In the United States Congress, a conference report refers to the final version of a bill that is negotiated between the House of Representatives and the Senate via conference committee.  It is printed and submitted to each chamber for its consideration, such as approval or disapproval.  It contains the "statement of managers," a section-by-section explanation of the agreement.

Publication procedure
An amendment to Rule XXVIII of the Standing Rules of the United States Senate states:
9(a)(1) It shall not be in order to vote on the adoption of a report of a committee of conference unless such report has been available to Members and to the general public for at least 48 hours before such vote. If a point of order is sustained under this paragraph, then the conference report shall be set aside.

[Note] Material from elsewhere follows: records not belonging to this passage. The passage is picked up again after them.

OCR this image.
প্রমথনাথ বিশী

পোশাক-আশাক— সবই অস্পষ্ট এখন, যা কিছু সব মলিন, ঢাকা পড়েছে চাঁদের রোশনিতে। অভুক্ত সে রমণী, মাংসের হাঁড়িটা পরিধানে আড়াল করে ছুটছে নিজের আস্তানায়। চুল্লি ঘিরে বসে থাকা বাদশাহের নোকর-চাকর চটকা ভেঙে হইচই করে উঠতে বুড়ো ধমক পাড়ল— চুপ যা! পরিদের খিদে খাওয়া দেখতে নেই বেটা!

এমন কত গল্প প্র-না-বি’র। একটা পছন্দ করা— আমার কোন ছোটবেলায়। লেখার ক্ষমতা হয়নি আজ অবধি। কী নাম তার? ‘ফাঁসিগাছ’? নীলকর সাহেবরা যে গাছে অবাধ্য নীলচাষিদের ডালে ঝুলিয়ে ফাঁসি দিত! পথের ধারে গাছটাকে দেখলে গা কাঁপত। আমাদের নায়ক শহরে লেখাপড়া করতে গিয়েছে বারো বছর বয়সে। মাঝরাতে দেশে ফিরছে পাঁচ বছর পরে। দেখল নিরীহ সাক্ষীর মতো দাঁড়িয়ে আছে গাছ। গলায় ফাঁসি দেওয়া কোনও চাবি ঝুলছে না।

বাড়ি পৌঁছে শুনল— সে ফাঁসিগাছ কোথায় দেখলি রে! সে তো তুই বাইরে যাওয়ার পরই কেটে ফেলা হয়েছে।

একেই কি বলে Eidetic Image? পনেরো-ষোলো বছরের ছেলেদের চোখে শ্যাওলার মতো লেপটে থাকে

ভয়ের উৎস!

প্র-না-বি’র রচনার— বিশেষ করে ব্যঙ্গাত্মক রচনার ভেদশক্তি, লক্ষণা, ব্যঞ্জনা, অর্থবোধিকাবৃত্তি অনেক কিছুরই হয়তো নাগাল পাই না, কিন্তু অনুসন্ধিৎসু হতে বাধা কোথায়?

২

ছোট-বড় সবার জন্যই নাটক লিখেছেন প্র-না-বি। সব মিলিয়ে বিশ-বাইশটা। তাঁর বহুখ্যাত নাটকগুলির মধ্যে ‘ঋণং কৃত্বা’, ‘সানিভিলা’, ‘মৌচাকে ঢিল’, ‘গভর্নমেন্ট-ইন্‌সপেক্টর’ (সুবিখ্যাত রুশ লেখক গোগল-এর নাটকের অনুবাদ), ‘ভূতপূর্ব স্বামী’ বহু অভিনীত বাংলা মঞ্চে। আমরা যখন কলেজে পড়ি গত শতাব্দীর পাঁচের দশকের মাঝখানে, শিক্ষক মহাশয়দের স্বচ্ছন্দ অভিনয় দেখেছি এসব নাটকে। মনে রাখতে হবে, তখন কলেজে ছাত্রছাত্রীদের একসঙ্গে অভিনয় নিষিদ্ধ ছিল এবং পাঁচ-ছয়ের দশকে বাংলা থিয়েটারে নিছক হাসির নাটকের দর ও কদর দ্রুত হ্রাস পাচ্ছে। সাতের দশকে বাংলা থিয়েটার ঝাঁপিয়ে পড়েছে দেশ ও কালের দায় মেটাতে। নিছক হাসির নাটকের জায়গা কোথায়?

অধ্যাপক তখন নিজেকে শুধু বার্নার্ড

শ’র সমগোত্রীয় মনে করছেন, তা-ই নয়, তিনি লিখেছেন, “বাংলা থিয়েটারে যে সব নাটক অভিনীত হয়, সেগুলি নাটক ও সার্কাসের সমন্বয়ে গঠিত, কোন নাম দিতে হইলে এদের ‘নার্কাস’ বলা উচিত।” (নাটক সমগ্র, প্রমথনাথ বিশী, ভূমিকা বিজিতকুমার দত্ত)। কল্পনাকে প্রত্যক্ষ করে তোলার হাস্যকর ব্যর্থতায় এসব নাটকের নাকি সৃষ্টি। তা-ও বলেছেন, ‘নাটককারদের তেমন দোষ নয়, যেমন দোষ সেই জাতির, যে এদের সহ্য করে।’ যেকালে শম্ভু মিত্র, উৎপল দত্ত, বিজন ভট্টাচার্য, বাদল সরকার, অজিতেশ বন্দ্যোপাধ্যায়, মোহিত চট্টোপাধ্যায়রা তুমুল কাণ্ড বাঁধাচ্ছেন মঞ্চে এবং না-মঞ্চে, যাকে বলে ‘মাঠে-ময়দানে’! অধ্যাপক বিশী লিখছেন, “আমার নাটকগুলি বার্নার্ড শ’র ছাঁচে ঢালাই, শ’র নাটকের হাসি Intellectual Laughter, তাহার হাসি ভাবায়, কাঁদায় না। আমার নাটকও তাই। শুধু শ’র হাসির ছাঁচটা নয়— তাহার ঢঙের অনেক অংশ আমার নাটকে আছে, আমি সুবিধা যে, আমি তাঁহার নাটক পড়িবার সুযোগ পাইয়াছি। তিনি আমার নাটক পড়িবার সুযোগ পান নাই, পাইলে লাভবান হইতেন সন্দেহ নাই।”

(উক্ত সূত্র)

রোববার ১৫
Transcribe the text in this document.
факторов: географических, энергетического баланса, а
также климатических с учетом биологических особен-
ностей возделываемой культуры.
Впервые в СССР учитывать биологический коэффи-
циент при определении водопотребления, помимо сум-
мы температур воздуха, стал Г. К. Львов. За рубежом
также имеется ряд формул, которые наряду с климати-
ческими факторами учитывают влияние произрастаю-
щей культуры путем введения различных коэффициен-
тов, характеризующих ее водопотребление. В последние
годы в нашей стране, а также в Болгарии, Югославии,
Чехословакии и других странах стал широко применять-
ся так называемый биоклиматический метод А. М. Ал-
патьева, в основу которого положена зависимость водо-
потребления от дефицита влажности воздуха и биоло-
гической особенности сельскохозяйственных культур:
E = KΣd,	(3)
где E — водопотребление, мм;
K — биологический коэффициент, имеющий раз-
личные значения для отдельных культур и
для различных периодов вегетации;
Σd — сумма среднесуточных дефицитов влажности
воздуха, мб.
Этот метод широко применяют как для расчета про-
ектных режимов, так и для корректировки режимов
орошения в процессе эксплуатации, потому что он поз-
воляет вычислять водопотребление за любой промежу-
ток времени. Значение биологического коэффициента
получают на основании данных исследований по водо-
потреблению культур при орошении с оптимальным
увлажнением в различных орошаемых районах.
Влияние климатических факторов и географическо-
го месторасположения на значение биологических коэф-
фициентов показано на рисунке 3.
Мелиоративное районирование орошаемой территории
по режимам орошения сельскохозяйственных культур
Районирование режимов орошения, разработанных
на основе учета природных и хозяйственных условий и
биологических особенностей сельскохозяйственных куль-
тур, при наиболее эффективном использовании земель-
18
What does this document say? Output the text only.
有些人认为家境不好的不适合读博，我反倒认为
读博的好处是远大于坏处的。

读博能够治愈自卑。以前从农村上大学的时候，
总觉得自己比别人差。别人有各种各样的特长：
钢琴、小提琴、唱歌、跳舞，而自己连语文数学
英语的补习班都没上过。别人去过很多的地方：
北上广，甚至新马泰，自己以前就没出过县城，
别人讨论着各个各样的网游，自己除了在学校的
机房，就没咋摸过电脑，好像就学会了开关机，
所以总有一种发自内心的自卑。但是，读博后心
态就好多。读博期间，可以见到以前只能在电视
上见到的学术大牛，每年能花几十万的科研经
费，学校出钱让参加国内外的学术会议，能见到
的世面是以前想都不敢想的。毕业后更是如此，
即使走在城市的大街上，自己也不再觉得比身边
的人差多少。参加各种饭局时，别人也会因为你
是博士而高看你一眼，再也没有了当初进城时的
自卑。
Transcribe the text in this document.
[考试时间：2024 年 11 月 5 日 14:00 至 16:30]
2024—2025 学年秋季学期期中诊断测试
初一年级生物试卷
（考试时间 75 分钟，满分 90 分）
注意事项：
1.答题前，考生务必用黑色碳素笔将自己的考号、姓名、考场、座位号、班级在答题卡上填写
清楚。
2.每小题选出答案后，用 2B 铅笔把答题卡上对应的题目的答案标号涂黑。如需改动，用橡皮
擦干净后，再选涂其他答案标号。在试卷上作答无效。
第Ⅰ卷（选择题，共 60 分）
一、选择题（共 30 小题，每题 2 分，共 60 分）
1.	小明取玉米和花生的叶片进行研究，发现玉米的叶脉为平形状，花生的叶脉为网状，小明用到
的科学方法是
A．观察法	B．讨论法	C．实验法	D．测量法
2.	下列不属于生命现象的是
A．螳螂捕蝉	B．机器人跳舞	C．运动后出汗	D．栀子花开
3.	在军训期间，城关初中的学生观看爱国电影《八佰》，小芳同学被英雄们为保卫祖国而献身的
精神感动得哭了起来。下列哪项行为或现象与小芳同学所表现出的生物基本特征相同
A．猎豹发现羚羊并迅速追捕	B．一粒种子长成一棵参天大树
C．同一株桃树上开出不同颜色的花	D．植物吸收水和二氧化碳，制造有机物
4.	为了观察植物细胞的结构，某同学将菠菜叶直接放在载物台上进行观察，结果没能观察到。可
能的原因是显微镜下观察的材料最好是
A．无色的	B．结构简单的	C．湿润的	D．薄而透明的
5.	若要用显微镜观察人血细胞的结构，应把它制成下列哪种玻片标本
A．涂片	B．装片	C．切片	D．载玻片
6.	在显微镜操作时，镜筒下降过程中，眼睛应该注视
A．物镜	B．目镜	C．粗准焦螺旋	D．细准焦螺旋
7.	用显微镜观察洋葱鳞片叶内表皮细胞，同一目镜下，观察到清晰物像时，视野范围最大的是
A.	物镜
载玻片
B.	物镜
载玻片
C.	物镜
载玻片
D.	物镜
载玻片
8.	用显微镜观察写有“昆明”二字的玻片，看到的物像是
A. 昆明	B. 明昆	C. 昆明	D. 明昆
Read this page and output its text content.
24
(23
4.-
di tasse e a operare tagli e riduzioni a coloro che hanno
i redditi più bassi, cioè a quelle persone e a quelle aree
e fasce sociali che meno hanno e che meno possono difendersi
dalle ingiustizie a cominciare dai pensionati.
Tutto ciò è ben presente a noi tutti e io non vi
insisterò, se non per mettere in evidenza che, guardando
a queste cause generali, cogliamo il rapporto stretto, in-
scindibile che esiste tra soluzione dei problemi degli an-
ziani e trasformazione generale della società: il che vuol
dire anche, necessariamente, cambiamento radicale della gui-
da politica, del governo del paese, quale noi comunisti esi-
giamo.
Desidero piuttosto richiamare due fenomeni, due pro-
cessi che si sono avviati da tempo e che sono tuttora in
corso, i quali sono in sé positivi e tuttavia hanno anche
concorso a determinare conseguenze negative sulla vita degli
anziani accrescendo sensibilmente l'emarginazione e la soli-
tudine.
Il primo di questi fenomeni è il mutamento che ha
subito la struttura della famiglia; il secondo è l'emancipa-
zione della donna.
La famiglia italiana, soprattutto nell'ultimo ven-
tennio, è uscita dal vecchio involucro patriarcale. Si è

Normally, conference reports are printed and made available online in the Congressional Record the day after they have been filed. In those cases when the Government Publishing Office (GPO) is unable to print a conference report the next day, the GPO will scan the manuscript and post the searchable PDF of the manuscript on this web page. Otherwise, links to the conference reports as they appear in the Congressional Record will be posted on this web page.

Links to each conference report will be date and time stamped to establish when the conference report was first made available online to the public. If a conference report is scanned in manuscript form, that version will be superseded when the printed conference report is made available in the Congressional Record. Links to a conference report in the Congressional Record will be superseded when the conference report is made available in the congressional reports database.

Although the PDF of the scanned manuscript of a conference report will be searchable, handwritten notes or other illegible text may or may not be completely searchable. Regardless, the image of the handwritten notes, will be captured in the PDF of the scanned manuscript.